Ст. студент. Да. Вот я, например, со Стамескиным беседовал, ну и что же? — не понимает. А вас, вы думаете, он понимает? Тоже нет, хотя и молод он достаточно. А я, «старик», понимаю! Вот вы рака принесли…
Онуфрий. Брось, а то отнесем назад.
Ст. студент. Нет, выслушай, Онуша! Вот вы рака принесли — и с виду это настолько… ну, нелепо, что ли, что тот же ваш Стамескин назвал бы вас идиотами. А я понимаю, что это молодость, проявление молодых, играющих сил, и мне приятно.
Козлов. Да ну, оставь! Ну принесли и принесли, и не о чем тут говорить! Говори о другом!
Ст. студент (смеется). Нет, нет, братцы! Я этого рака высушу и поставлю себе на стол, пусть напоминает одну из лучших минут моей жизни. (Смеется.) Нет, серьезно, высушу и поставлю.
Онуфрий. Ну и ладно — эка привязался старик. Буде, чаю больше не хочу, от чаю бессонница бывает.
Козлов. Что же это, вроде памятника будет? Куда же ты его поставишь?
Ст. студент. На стол, Козлик, на стол!
Блохин. Кто цветы с…сушит, а кто рака.
Онуфрий. Дай-ка я тут на диванчике примощусь (Зевает.) Какая-то томность овладела моими членами… не то от колбасы, не то от твоего красноречия. Разболтался ты что-то, старик.
Козлов. Это у него от температуры. Гляди, как он осунулся: тебе лечиться надо, дядя!
Ст. студент (недовольно). Какие пустяки: вчера мне действительно было нехорошо, а сегодня и лицо у меня свежее… Выпью малинки, — вот и все… Так вот, говорю я: душа у меня… молодая, сердце у меня нетронутое — вот в чем главное. Помню, в нашем городке сослуживцы всегда смеялись надо мною. Вам сколько лет? — спрашивают. Столько-то. А мы думали, что вам всего двадцать. Ведь вы, Петр Кузьмич, моложе всякого молодого человека! (Смеется)

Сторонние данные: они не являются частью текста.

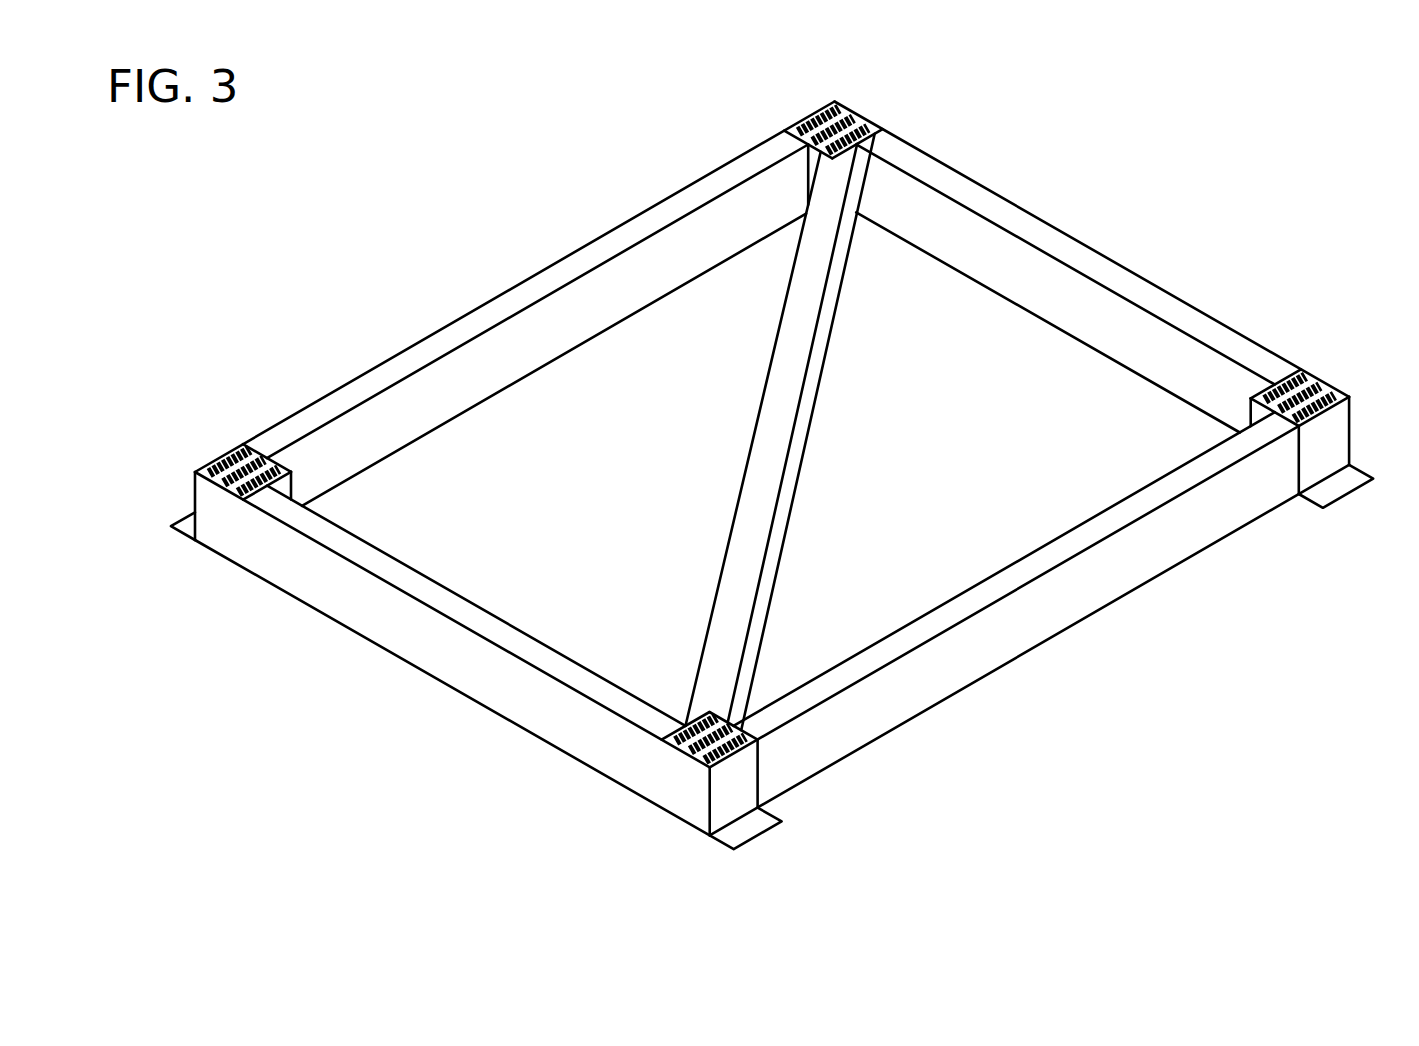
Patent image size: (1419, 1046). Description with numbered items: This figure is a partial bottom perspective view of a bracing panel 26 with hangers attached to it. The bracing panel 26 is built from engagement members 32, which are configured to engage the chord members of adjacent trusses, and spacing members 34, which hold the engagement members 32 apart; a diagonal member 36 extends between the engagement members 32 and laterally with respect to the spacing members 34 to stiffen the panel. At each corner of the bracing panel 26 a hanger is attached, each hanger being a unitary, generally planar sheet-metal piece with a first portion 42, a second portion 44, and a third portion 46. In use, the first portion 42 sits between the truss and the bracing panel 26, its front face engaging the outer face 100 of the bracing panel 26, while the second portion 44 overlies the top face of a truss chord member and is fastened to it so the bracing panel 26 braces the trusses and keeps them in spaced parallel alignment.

The bracing panel 26 is at (372, 654).
The engagement member 32 is at (514, 298).
The spacing member 34 is at (1072, 238).
The diagonal member 36 is at (771, 444).
The first portion 42 is at (1340, 440).
The second portion 44 is at (186, 522).
The third portion 46 is at (817, 135).
The outer face 100 is at (1000, 642).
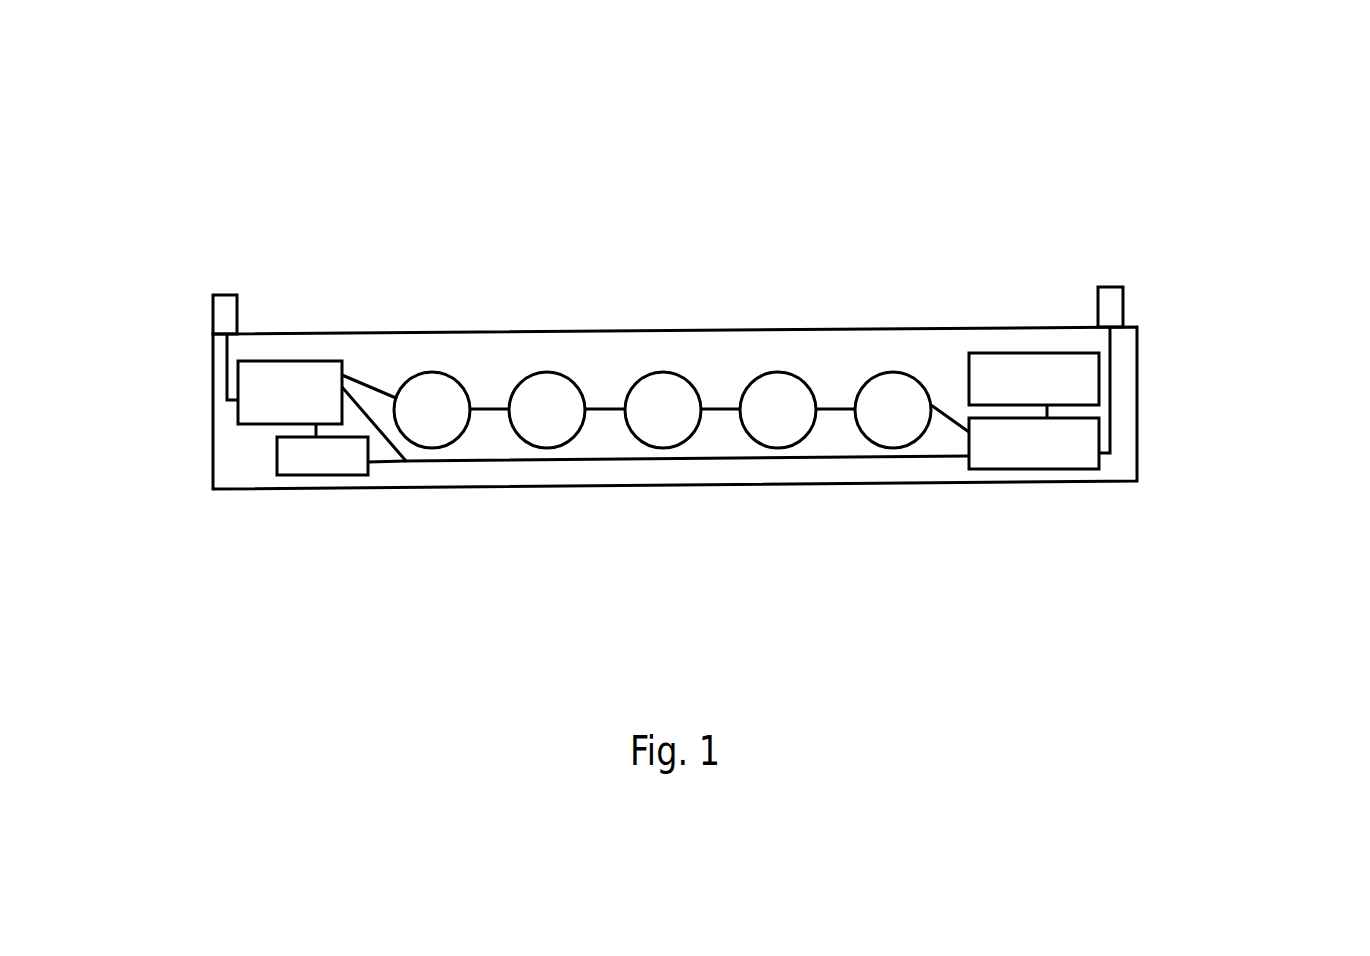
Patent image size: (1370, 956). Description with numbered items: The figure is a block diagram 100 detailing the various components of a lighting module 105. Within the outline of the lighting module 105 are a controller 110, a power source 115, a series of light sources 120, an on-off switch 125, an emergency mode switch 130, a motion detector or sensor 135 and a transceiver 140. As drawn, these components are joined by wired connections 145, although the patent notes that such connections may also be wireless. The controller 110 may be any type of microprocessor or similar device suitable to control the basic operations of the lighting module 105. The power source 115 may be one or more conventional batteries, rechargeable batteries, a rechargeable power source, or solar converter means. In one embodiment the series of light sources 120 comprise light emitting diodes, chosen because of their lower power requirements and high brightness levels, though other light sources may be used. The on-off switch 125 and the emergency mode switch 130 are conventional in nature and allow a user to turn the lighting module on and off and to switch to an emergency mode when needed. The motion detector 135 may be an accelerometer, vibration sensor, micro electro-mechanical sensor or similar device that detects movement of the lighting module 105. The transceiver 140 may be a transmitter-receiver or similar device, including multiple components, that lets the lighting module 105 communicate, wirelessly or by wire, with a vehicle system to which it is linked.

The block diagram 100 is at (1096, 157).
The lighting module 105 is at (342, 307).
The controller 110 is at (253, 427).
The power source 115 is at (1087, 470).
The series of light sources 120 is at (830, 357).
The on-off switch 125 is at (1152, 300).
The emergency mode switch 130 is at (202, 308).
The motion detector 135 is at (1125, 377).
The transceiver 140 is at (355, 477).
The wired connections 145 is at (945, 392).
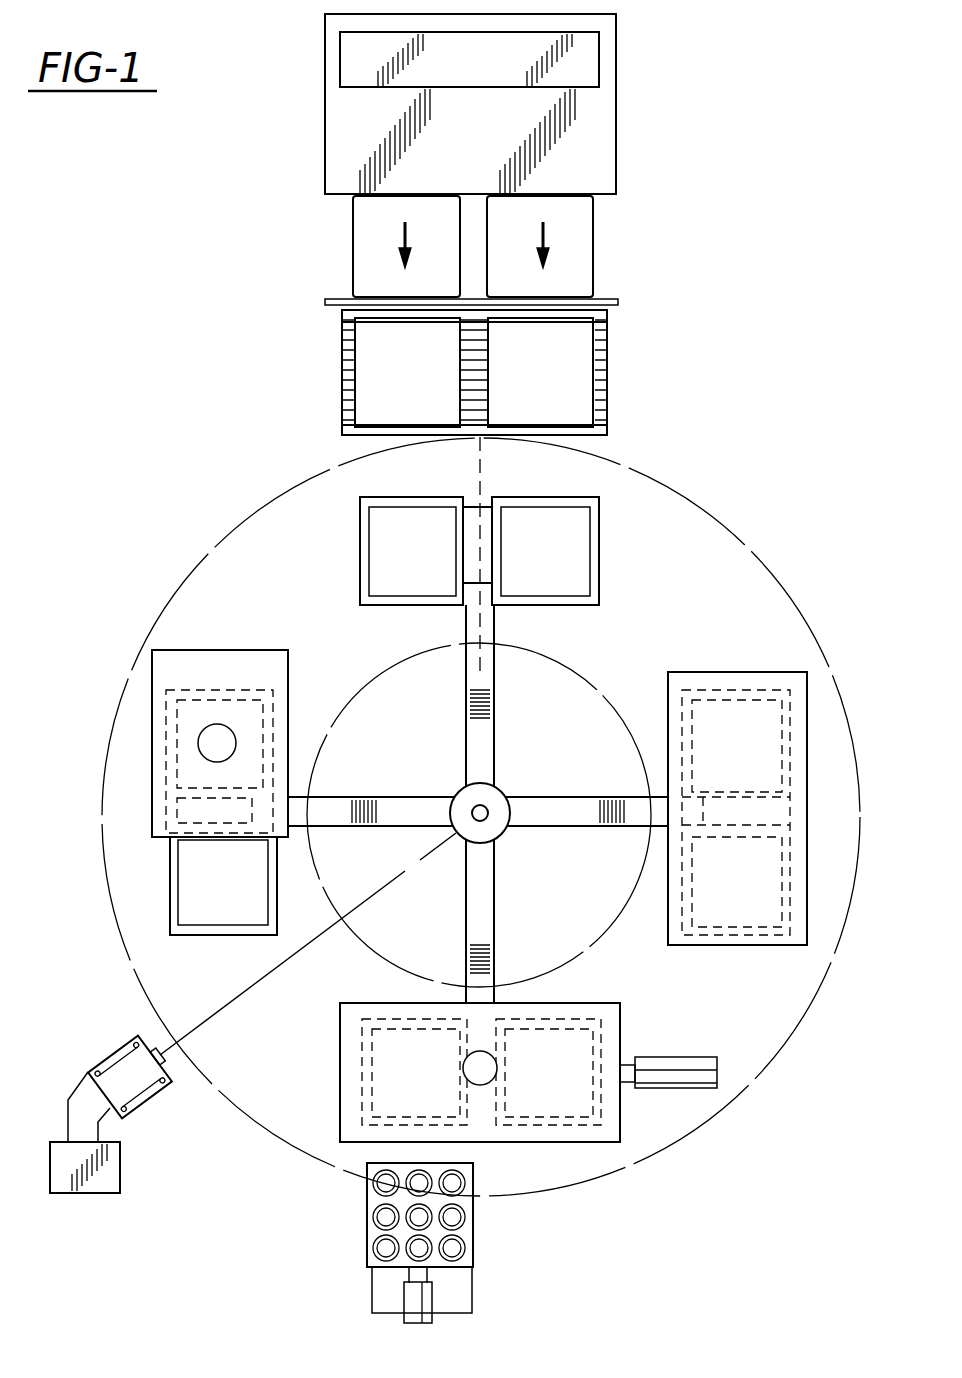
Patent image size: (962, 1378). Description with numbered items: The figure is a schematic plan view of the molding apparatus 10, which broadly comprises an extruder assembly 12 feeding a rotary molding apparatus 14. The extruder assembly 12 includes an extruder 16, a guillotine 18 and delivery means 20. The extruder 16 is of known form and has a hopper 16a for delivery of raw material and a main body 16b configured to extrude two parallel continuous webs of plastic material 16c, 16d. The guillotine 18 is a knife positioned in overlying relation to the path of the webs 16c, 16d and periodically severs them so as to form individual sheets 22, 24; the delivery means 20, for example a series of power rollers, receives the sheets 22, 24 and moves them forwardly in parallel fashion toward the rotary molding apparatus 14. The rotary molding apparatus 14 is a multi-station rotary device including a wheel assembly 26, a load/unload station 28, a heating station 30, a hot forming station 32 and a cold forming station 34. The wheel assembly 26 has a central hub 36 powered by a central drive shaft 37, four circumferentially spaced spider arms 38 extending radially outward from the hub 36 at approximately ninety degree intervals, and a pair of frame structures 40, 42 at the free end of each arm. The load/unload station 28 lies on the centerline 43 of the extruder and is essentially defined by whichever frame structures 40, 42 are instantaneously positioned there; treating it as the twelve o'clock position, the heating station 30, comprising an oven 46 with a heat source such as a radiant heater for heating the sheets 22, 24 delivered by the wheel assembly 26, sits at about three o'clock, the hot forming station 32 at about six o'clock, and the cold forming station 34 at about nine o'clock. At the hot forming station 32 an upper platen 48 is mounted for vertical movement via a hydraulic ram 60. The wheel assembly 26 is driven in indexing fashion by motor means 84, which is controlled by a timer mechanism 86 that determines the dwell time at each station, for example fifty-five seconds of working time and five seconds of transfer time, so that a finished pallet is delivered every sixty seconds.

Козлов (зевает). Да-а. Смеялись, говоришь?
Ст. студент. Смеялись! Да как и не смеяться? Они люди солидные, положительные, а я? Мечтатель, фантазер какой-то. Помню, раз приходит ко мне сослуживец, Тарасов, мрачен, жалко смотреть: губернатор к нам едет. А я в это время стихи наизусть учу!
Онуфрий. Стихи? Зачем же ты их учишь?
Ст. студент (смеется). Тарасов рассердился: вас, говорит, Петр Кузьмич, надо в сумасшедший дом отправить: тут губернатор едет, а вы стихи декламируете. А то, помню я еще, это было… постой, где это было? Да, вспомнил: ездил это я по одному делу…
Онуфрий. И сколько ты помнишь, старик. Ты свою жизнь наизусть знаешь или только на рассказ? Ты валяй как покороче. А что, Сережа, если бы столько помнил, мог бы ты это выдержать при твоем телосложении?
Блохин (зевает). Пусть старик… стихи продекламирует.